Mit Schwung kamen die Hausherren aus der Kabine. Der Brasilianer Fininho spielte aus der eigenen Hälfte in den Lauf von Cristaldo, der Leno keine Chance ließ. „Durch den Nackenschlag zum 0:1 musste Charkow nicht aufmachen, sonst hätten wir unsere Räume bekommen und sicherlich hier etwas mitgenommen.

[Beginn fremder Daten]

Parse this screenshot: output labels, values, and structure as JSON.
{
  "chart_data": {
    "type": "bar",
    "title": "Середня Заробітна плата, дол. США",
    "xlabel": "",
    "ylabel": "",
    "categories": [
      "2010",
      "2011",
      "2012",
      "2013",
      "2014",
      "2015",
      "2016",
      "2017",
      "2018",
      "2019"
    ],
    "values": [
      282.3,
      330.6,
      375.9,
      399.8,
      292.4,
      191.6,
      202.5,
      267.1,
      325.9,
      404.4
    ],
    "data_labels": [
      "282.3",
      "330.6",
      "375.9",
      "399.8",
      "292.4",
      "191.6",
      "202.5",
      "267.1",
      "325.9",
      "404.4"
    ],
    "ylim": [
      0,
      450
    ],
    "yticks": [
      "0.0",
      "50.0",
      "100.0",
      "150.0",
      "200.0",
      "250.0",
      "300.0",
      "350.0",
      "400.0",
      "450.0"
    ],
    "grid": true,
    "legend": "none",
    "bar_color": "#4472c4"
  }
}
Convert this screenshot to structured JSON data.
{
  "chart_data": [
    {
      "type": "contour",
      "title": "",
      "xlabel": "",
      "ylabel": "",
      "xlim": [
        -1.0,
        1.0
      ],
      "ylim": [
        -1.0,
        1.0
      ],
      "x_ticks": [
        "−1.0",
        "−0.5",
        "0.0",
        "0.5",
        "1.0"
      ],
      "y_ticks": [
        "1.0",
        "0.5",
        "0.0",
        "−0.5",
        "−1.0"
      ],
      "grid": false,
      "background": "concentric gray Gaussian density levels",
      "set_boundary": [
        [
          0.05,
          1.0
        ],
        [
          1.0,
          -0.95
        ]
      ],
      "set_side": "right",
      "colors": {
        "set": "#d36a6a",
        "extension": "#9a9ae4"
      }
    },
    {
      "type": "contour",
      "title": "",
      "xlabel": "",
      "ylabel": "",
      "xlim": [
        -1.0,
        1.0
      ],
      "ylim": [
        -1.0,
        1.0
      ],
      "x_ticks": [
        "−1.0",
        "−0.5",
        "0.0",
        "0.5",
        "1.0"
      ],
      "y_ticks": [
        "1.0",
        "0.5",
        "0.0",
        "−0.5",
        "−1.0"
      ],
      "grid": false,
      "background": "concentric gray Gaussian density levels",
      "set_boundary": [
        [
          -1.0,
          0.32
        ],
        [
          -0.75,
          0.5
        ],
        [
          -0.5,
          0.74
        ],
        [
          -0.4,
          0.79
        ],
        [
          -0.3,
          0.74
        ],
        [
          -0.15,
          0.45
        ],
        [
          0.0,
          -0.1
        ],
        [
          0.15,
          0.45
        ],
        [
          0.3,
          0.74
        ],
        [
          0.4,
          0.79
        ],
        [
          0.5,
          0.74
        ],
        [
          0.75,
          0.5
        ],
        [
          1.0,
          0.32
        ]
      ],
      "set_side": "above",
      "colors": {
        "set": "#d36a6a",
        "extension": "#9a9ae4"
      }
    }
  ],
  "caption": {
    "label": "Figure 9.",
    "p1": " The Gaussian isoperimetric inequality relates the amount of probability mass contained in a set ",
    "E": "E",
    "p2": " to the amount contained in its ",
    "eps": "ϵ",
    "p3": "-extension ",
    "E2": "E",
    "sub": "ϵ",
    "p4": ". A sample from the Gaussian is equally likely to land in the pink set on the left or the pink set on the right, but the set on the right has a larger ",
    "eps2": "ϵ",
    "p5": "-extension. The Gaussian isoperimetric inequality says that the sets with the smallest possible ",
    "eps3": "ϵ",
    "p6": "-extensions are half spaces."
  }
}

So aber haben uns die Möglichkeiten gefehlt“, sagte Lewandowski. Auch die Einwechslung von Bayer-Toptorjäger Kießling (78. Minute) brachte nichts. Das Tor erzielten die Hausherren. Sie haben nun vor dem letzten Gruppenspiel drei Punkte Vorsprung vor Leverkusen und den direkten Vergleich gewonnen.